Nel piccolo Museo Archeologico di Epidauro, che si trova all’ingresso del sito dell’Asklepieion, sono esposti molti dei reperti mobili rinvenuti nel sito. E considerato particolarmente importante poiché tra le antichità esposte sono compresi molti pezzi di elementi architettonici provenienti dalle sovrastrutture dei più importanti edifici del santuario.

Al centro della prima sala due iscrizioni riportano le spese per la costruzione della Tholos e del temptio di Asclepio. Sul muro dell’entrata, a sinitra, c’è l’iscrizione di M. Giulio Apella della Caria che descrive la sua guarigione nel II sec. d.C.; a destra, l’iscrizione con l’inno ad Apollo e ad Asclepio del poeta Isillo (intorno al 280 a.C.) e la narrazione dei miracoli di Asclepio. Dalla città di Epidauro Antica proviene il corpo di un kouros del VI sec. a.C. In una piccola vetrina sono esposti strumenti medici e oggetti in miniatura provenienti dai santuari di Apollo e di Asclepio. In lato, sul muro che separa la prima sala dalla seconda, ci sono antefisse e sime di vari edifici del santuario, di età classica ed ellenistica.

Nella seconda sala sono esposti ex voto soprattutto di età tarda ed anche copie in gesso di opere esposte nel Museo Archeologico Nazionale di Atene: statue di Asclepio, di Igea, di Afrodite armata ed altre, nonché alcune sculture dalla decorazione del tempio di Asclepio. Sul fondo della sala sono state fatte alcune ricostruzioni di parti del fregio e delle colonne dei Propilei del santuario.

La terza sala comprende ricomposizioni di parti della sovrastruttura dei templi di Asclepio (colonnato esterno e parti di quello interno) e di Artemide. Sul fondo della sala è eposto un meraviglioso capitello corinzio, copia forse del modello che usò Policleto il Giovane nel colonnato interno della Tholos.

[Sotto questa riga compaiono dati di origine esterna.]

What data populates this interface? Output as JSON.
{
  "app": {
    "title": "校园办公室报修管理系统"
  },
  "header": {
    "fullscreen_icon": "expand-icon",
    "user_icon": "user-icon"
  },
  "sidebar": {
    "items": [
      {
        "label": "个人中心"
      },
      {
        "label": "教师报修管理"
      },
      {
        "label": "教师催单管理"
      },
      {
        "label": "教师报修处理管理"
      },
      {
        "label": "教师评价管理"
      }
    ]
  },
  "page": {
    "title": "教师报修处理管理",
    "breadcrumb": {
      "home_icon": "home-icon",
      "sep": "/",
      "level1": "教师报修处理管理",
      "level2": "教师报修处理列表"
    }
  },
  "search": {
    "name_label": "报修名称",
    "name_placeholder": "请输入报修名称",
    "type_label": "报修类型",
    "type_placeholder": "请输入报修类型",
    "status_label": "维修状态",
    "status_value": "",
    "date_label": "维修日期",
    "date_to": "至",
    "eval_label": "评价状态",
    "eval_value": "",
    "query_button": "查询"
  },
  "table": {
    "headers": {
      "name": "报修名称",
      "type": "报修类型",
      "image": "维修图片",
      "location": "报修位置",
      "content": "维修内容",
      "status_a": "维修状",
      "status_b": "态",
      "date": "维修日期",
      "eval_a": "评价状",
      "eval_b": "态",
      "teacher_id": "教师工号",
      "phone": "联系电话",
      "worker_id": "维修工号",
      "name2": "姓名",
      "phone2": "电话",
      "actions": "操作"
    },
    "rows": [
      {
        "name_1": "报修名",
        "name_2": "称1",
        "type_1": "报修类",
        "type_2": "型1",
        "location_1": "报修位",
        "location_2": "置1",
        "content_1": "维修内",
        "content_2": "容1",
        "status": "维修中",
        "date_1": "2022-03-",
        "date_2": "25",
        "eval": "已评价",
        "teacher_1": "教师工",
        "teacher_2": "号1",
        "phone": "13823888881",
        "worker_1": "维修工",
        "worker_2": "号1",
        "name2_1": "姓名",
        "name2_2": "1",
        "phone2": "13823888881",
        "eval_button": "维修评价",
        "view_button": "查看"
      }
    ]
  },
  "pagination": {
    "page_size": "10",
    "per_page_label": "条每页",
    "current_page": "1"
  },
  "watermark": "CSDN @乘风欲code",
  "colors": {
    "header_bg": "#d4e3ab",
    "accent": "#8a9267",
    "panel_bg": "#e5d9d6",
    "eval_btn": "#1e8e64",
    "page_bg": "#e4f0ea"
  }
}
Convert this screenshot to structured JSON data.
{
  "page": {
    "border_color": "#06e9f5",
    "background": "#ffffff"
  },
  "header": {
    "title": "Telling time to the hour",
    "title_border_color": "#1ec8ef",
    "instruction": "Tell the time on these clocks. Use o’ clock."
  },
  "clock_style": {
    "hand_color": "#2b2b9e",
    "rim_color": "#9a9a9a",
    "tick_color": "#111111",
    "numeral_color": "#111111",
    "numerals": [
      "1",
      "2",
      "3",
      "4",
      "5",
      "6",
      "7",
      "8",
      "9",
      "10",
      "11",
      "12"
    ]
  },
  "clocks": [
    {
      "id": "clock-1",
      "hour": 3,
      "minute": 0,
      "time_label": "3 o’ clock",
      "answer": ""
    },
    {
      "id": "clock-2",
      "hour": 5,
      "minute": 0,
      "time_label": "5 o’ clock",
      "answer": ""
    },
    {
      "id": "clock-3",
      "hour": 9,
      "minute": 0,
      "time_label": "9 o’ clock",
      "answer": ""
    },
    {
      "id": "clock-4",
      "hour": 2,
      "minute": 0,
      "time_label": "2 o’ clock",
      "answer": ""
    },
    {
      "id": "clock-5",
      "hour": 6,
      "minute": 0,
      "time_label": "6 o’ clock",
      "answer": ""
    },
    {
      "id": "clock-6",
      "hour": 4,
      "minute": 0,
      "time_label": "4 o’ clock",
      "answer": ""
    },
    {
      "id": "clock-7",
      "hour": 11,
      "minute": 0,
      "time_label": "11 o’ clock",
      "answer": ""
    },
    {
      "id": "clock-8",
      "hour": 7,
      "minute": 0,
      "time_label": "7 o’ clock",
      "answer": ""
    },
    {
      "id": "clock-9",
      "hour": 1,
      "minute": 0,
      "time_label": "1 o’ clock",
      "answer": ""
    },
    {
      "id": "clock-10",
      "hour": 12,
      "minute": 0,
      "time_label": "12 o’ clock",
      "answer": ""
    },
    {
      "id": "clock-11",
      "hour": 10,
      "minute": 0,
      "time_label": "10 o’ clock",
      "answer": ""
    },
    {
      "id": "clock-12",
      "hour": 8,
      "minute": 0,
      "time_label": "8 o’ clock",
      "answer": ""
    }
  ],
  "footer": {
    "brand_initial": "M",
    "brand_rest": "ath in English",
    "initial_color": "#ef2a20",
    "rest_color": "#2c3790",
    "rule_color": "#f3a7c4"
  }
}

Nell’ultimo decennio non sono state più esposte nell’ultima sala le parti della sovrastruttura della Tholos, pur essendo custodite nel Museo, perché fanno parte integrante del programma di restauro del monumento che viene tentato dalla Commissione per il Consolidamento dei Monumenti di Epidauro sotto la direzione del professore V. Lambrinoudakis.

A breve distanza dal Museo c’è un piccolo edificio nel quale ci sono le iscrizioni provenienti dal sito e dalla zona di Epidauro. Fuori dell’area archeologica recintata, a breve distanza dalle installazioni dell’Ente Nazionale del Turismo Ellenico, un magazzino è stato recentemente trasformato in spazio espositivo ed opsita i costumi delle moderne rappresentazioni del Teatro.